Four dives today. The first two were on the south side if Komodo Island, at a site called Manta Alley. Not surprisingly, the chief attraction is manta rays. We were descending for the first dive when a large manta swam right under us, and it got better from there. We used reef hooks to hang out by a cleaning station where mantas circled as small fish cleaned parasites off of them. We swam through a channel where the mantas were doing flybys. At the end of our second dive, I was doing my safety stop (you spend 3 minutes in water 10-20 feet deep to let some nitrogen escape from your blood before you return to surface pressure) and I kept getting distracted from the depth gauge on my dive computer by mantas passing on my left. They met up on my right and eight of them flew around in formation: a leader, one right behind the leader, and then two rows of three mantas behind that.
After Manta Alley, which was a bit tiring because of the currents (mantas are filter feeders, so they like areas where a current brings in lots of plankton), we visited Yellow Wall, which was muc more relaxing. A leisurely swim along a wall reef with a huge amount of stuff to see. A grey reef shark checked us out at the beginning of the dive, but decided we weren't very interesting and left. There were lots of nudibranchs, sea sponges, and a sea apple.

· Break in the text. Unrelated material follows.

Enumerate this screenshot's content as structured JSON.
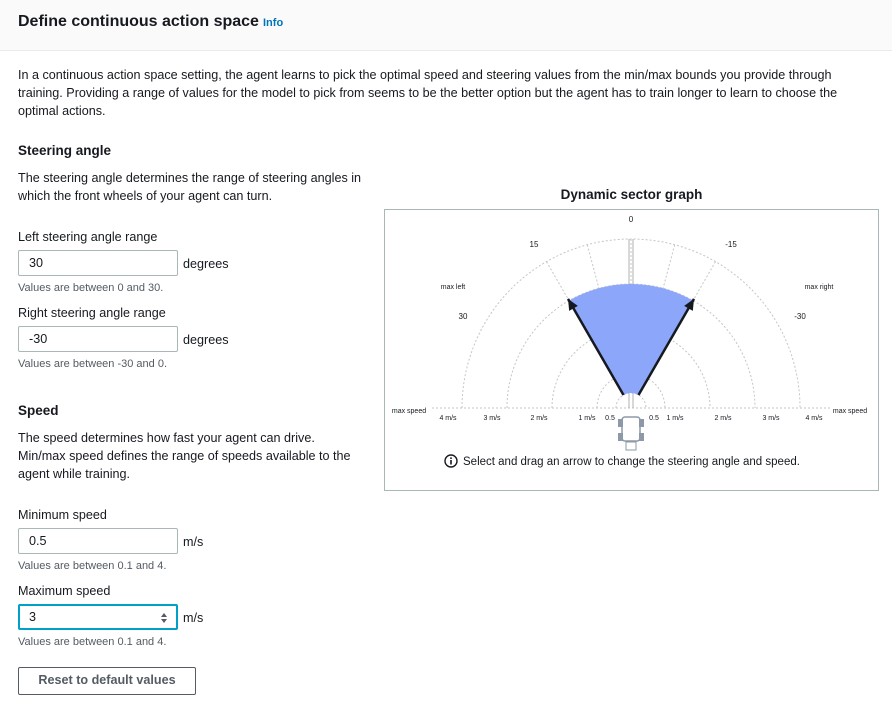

The night dive was interesting. A mostly sandy slope with widely spaced sea pens. Many of the sea pens had other life hanging around them, like small shrimps, or a cuttlefish. We also saw a small orange octopus that was annoyed by our lights. Ali, the dive master, kept tapping a patch of sand with a carrabiner on the end of a stick. After a few taps, a bobbit worm struck for it! I surfaced a little early and treaded water for a bit. With each stroke of my fins, luminescence sparked.